I\'ve searched google and all the programming forums that I know of, that\'s part of how I initially came up with finding the standard deviance to check for outliers.

Anyway, any help or suggestions would be great.

Thanks.
~ www.devrand.com

### #2 Barand

Barand
• Moderators
• Sen . ( ile || sei )
• 18,017 posts

Posted 13 October 2003 - 06:47 PM

You cannot group by something you haven\'t selected.

Try ... GROUP BY a.id ...
If you are still using mysql_ functions, STOP! Use mysqli_ or PDO. The longer you leave it the more you will have to rewrite.

 |baaGrid| easy data tables - and more|baaChart| easy line, column and pie charts

### #3 kfreak

kfreak
• New Members
• Newbie
• 2 posts

Posted 14 October 2003 - 12:51 AM

I fixed what you suggested. I think I just did that while trying all the different ways trying to get it to work. I\'ve managed to get this to work in 2 seperate queries but I really hate to do that if I have to. This is what I\'m working with now.

`"SELECT a.id, b.rid, b.rating FROM rand_thoughts a, ratings b WHERE b.rid=a.id && (b.rating > (AVG(b.rating)-STD(b.rating))) && (b.rating < (AVG(b.rating)+STD(b.rating) * .675)) GROUP BY b.rid"`

I still get the same error.
~ www.devrand.com

### #4 Barand

Barand
• Moderators
• Sen . ( ile || sei )
• 18,017 posts

Posted 14 October 2003 - 06:33 AM

You\'re selecting where a.id = b.rid therefore, if they are always the same, why select both?

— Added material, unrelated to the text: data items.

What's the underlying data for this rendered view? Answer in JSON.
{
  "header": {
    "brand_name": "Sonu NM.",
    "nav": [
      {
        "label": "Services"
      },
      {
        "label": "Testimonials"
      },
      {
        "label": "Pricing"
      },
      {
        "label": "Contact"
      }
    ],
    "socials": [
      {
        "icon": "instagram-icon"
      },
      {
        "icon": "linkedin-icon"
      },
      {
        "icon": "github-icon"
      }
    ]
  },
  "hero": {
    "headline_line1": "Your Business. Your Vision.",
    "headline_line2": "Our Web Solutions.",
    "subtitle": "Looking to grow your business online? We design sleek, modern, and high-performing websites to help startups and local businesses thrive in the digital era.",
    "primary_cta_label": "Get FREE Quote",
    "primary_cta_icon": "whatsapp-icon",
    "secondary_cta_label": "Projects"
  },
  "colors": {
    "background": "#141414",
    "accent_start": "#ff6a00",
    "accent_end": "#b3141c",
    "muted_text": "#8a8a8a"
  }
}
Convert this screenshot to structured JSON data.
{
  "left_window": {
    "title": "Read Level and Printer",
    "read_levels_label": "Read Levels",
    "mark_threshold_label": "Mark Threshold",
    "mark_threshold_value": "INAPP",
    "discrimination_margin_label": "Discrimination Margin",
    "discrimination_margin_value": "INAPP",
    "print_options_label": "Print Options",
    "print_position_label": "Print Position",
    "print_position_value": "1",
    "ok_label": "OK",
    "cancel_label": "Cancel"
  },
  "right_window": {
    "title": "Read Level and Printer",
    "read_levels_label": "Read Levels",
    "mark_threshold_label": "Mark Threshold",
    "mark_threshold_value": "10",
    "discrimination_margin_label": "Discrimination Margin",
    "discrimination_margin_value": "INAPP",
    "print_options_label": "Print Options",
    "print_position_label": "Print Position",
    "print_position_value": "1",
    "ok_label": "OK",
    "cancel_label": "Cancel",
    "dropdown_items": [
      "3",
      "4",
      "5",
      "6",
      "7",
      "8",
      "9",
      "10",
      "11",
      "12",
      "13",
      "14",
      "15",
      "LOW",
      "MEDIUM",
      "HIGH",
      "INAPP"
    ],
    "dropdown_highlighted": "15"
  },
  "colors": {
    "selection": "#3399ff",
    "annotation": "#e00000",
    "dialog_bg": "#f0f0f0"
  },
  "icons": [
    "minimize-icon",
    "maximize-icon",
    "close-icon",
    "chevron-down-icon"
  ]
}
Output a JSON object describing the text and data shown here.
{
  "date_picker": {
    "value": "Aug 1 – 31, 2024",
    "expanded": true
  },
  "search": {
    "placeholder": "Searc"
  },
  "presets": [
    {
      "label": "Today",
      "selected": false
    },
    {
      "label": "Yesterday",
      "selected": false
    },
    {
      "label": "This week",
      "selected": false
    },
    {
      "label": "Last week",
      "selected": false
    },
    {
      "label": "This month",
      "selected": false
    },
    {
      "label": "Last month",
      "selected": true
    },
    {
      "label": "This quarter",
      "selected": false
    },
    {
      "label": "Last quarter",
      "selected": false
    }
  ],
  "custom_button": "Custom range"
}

SELECT a.id, b.rating FROM rand_thoughts a, ratings b WHERE b.rid=a.id
GROUP BY a.id, b.rating
HAVING (b.rating > (AVG(b.rating)-STD(b.rating))) && (b.rating < (AVG(b.rating)+STD(b.rating) * .675))
If you are still using mysql_ functions, STOP! Use mysqli_ or PDO. The longer you leave it the more you will have to rewrite.